Indulge in these heart-shaped brownies featuring fudgy chocolate layers, creamy cheesecake, and a vibrant raspberry swirl.
Prep Time 30 minutes
Cook Time 35 minutes
Total Time 2 hours 5 minutes
Servings: 12 pieces
Course: Dessert, Sweet Treat
Cuisine: American
Calories: 250

Ingredients
  

Raspberry Sauce
  • 1 cup raspberries (fresh or thawed frozen)
  • 1 tablespoon granulated sugar
  • 1 teaspoon vanilla extract
Cheesecake Layer
  • 8 oz cream cheese, room temperature
  • 1/3 cup granulated sugar
  • 1 large egg, room temperature
  • 1/2 teaspoon vanilla extract
Brownie Base
  • 1 cup all-purpose flour (or gluten-free blend)
  • 3/4 cup Dutch-process cocoa powder, sifted
  • 1/4 teaspoon salt
  • 3/4 + 2 tablespoons refined coconut oil or neutral oil
  • 1 1/2 cups granulated sugar
  • 1 tablespoon vanilla extract
  • 3 large eggs, room temperature

Method
 

Prepare Raspberry Sauce
  1. Simmer raspberries, sugar, and vanilla over medium heat for 5–8 minutes until thickened.
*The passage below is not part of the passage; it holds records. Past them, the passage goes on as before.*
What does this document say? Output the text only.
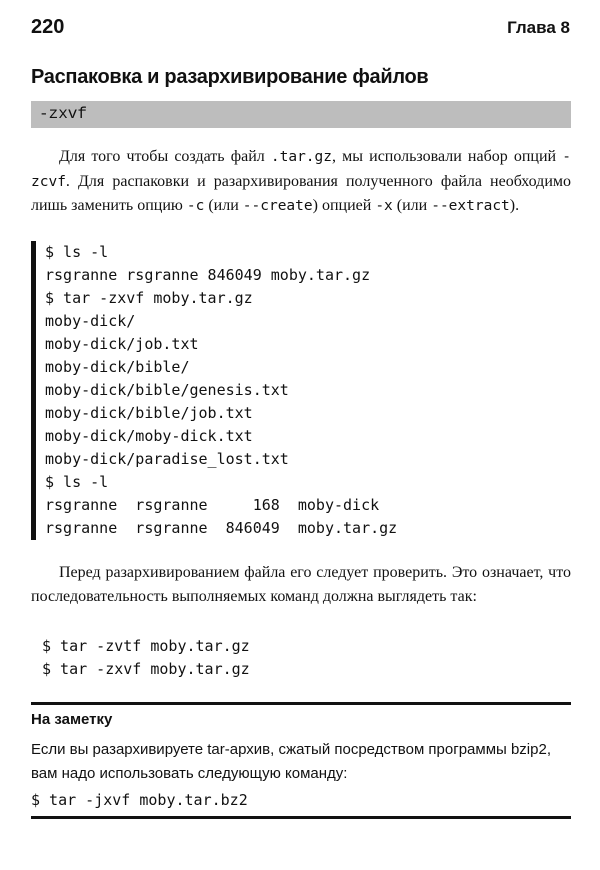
220	Глава 8
Распаковка и разархивирование файлов
-zxvf

Для того чтобы создать файл .tar.gz, мы использовали набор опций -zcvf. Для распаковки и разархивирования полученного файла необходимо лишь заменить опцию -c (или --create) опцией -x (или --extract).

$ ls -l
rsgranne rsgranne 846049 moby.tar.gz
$ tar -zxvf moby.tar.gz
moby-dick/
moby-dick/job.txt
moby-dick/bible/
moby-dick/bible/genesis.txt
moby-dick/bible/job.txt
moby-dick/moby-dick.txt
moby-dick/paradise_lost.txt
$ ls -l
rsgranne  rsgranne     168  moby-dick
rsgranne  rsgranne  846049  moby.tar.gz

Перед разархивированием файла его следует проверить. Это означает, что последовательность выполняемых команд должна выглядеть так:

$ tar -zvtf moby.tar.gz
$ tar -zxvf moby.tar.gz
На заметку

Если вы разархивируете tar-архив, сжатый посредством программы bzip2, вам надо использовать следующую команду:

$ tar -jxvf moby.tar.bz2
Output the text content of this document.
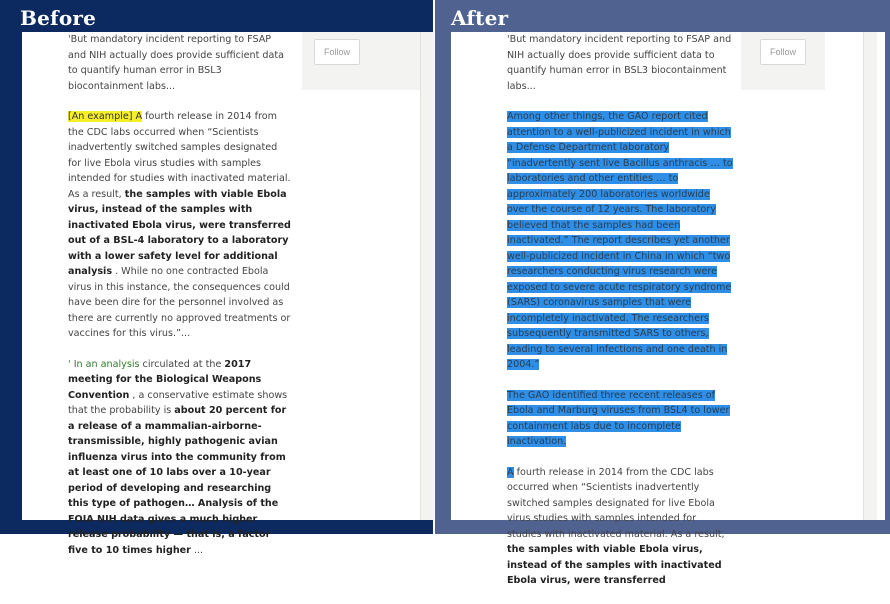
Before
Follow

'But mandatory incident reporting to FSAP and NIH actually does provide sufficient data to quantify human error in BSL3 biocontainment labs...

[An example] A fourth release in 2014 from the CDC labs occurred when “Scientists inadvertently switched samples designated for live Ebola virus studies with samples intended for studies with inactivated material. As a result, the samples with viable Ebola virus, instead of the samples with inactivated Ebola virus, were transferred out of a BSL-4 laboratory to a laboratory with a lower safety level for additional analysis . While no one contracted Ebola virus in this instance, the consequences could have been dire for the personnel involved as there are currently no approved treatments or vaccines for this virus.”...

' In an analysis circulated at the 2017 meeting for the Biological Weapons Convention , a conservative estimate shows that the probability is about 20 percent for a release of a mammalian-airborne-transmissible, highly pathogenic avian influenza virus into the community from at least one of 10 labs over a 10-year period of developing and researching this type of pathogen… Analysis of the FOIA NIH data gives a much higher release probability — that is, a factor five to 10 times higher ...

After
Follow

'But mandatory incident reporting to FSAP and NIH actually does provide sufficient data to quantify human error in BSL3 biocontainment labs...

Among other things, the GAO report cited attention to a well-publicized incident in which a Defense Department laboratory “inadvertently sent live Bacillus anthracis … to laboratories and other entities … to approximately 200 laboratories worldwide over the course of 12 years. The laboratory believed that the samples had been inactivated.” The report describes yet another well-publicized incident in China in which “two researchers conducting virus research were exposed to severe acute respiratory syndrome (SARS) coronavirus samples that were incompletely inactivated. The researchers subsequently transmitted SARS to others, leading to several infections and one death in 2004.”

The GAO identified three recent releases of Ebola and Marburg viruses from BSL4 to lower containment labs due to incomplete inactivation.

A fourth release in 2014 from the CDC labs occurred when “Scientists inadvertently switched samples designated for live Ebola virus studies with samples intended for studies with inactivated material. As a result, the samples with viable Ebola virus, instead of the samples with inactivated Ebola virus, were transferred
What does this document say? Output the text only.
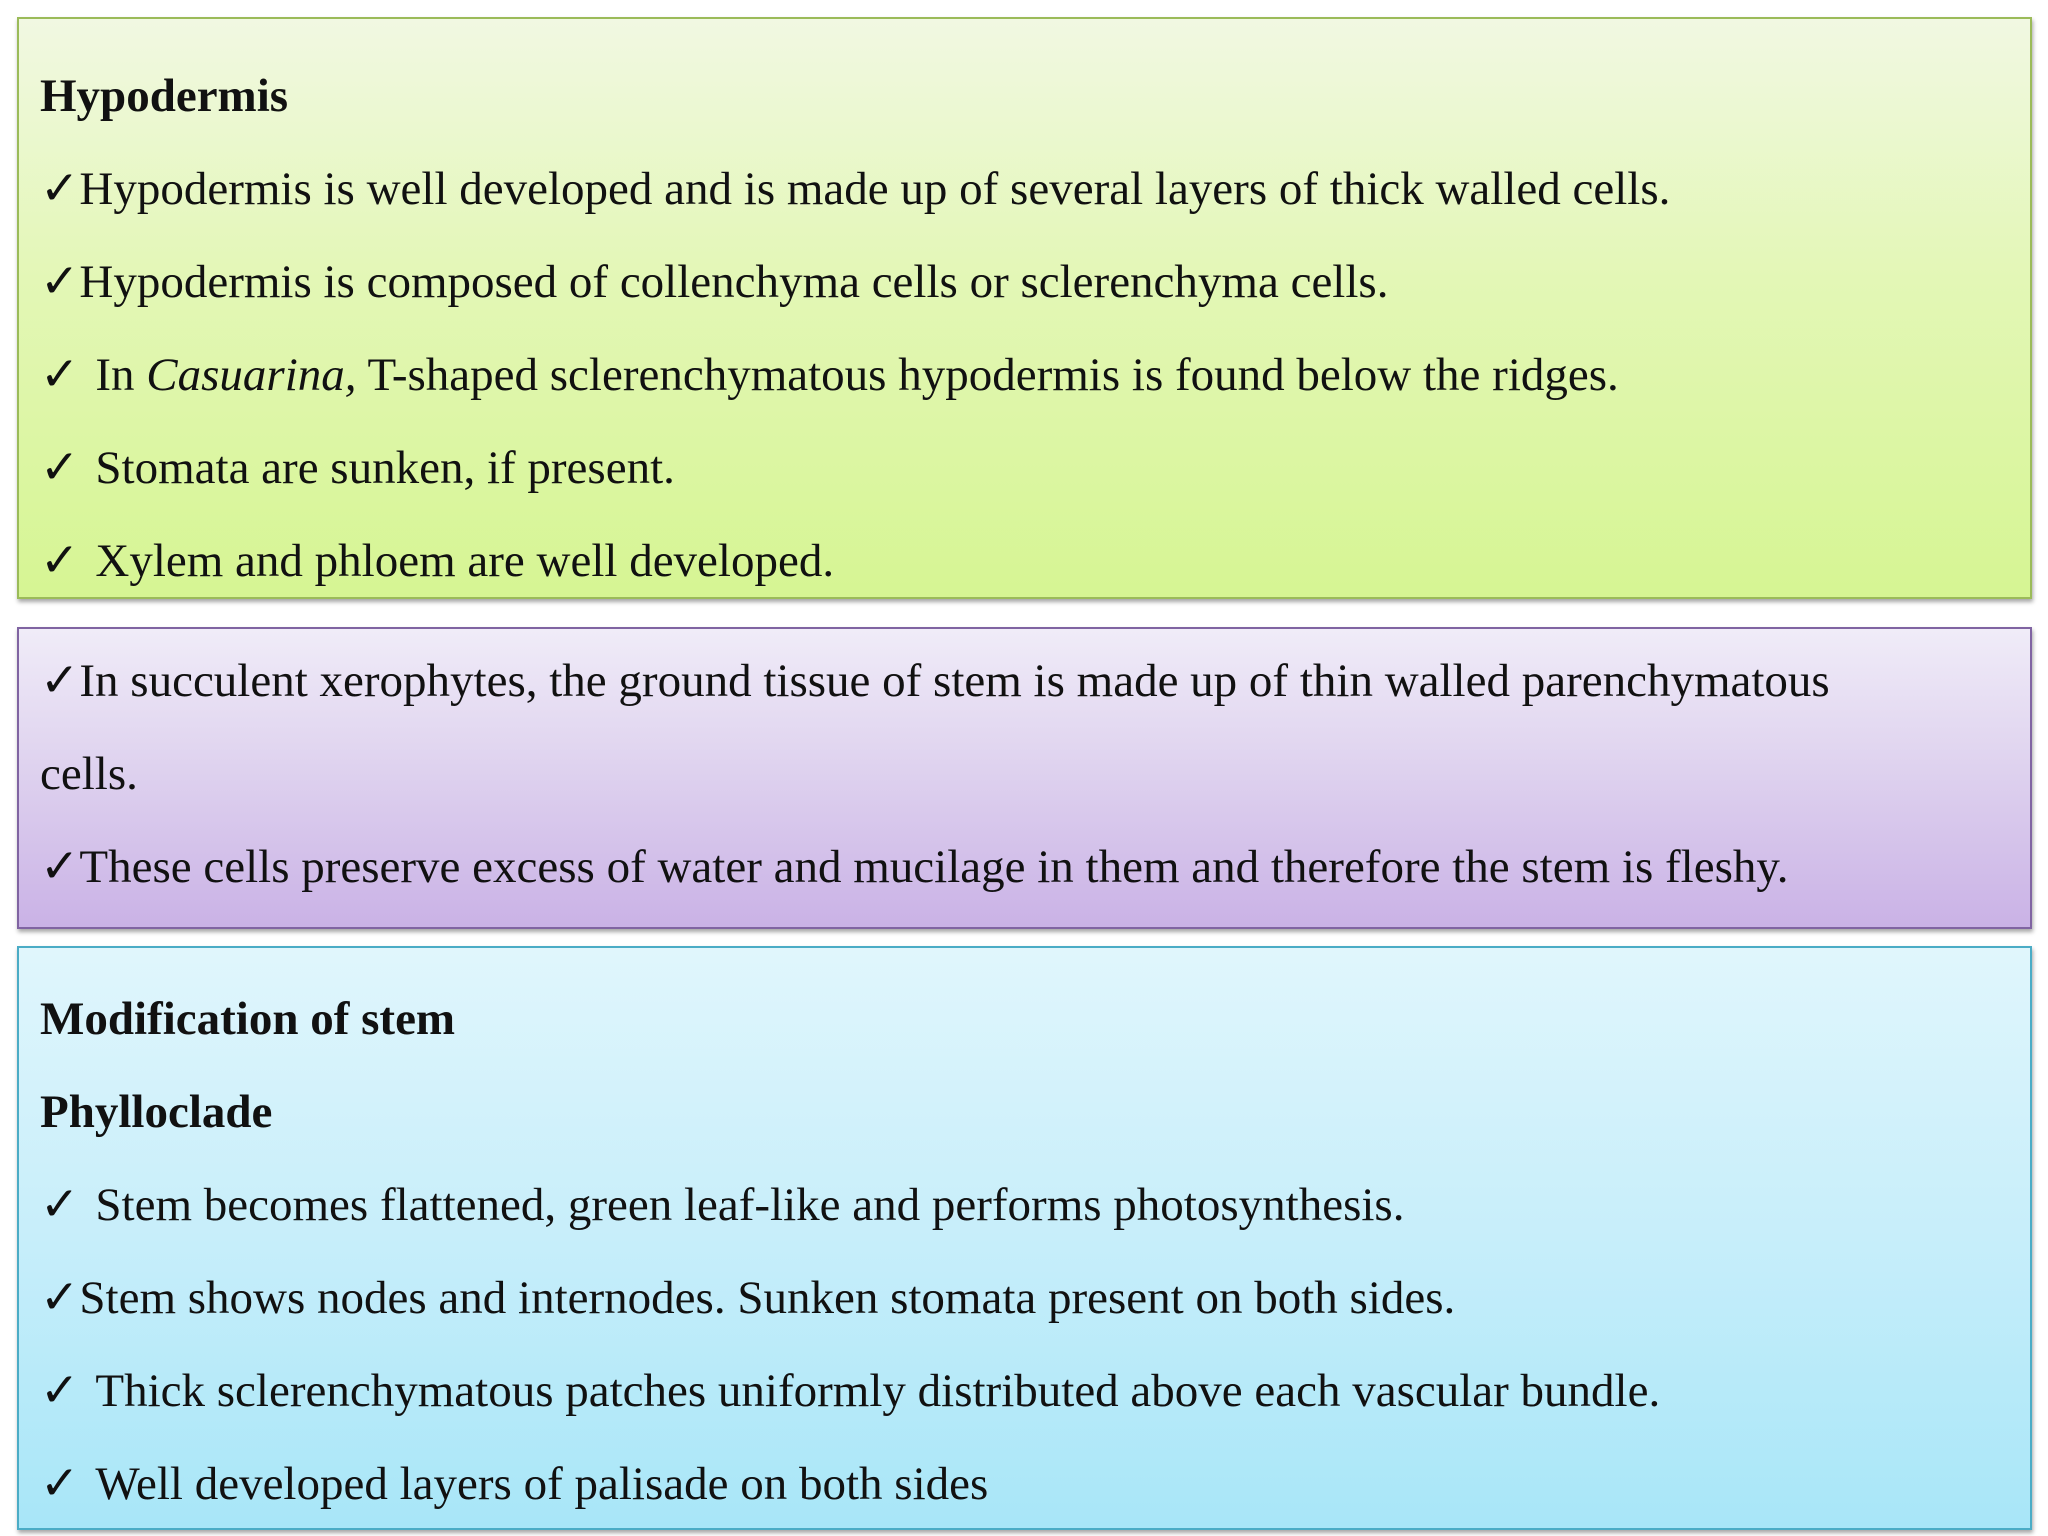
Hypodermis
✓Hypodermis is well developed and is made up of several layers of thick walled cells.
✓Hypodermis is composed of collenchyma cells or sclerenchyma cells.
✓ In Casuarina, T-shaped sclerenchymatous hypodermis is found below the ridges.
✓ Stomata are sunken, if present.
✓ Xylem and phloem are well developed.
✓In succulent xerophytes, the ground tissue of stem is made up of thin walled parenchymatous
cells.
✓These cells preserve excess of water and mucilage in them and therefore the stem is fleshy.
Modification of stem
Phylloclade
✓ Stem becomes flattened, green leaf-like and performs photosynthesis.
✓Stem shows nodes and internodes. Sunken stomata present on both sides.
✓ Thick sclerenchymatous patches uniformly distributed above each vascular bundle.
✓ Well developed layers of palisade on both sides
Strain to remove seeds and set aside.
Make Cheesecake Layer
  1. Beat cream cheese and sugar until smooth. Add egg and vanilla, then mix until creamy.
Prepare Brownie Mixture
  1. Whisk flour, cocoa, and salt in one bowl. In another, mix oil, sugar, and vanilla. Add eggs one by one and combine both mixtures just until blended.
Bake
  1. Spread brownie batter in lined pan. Pour cheesecake mixture on top. Spoon raspberry sauce over and swirl gently with a skewer.
  2. Bake at 350°F for 30–35 minutes. Cool completely, then chill for 2 hours.
  3. Cut into heart shapes and serve.

Notes

Serve warm-ish or chilled; dust with powdered sugar if desired. Store in an airtight container in the refrigerator for up to 4 days or freeze for up to 2 months.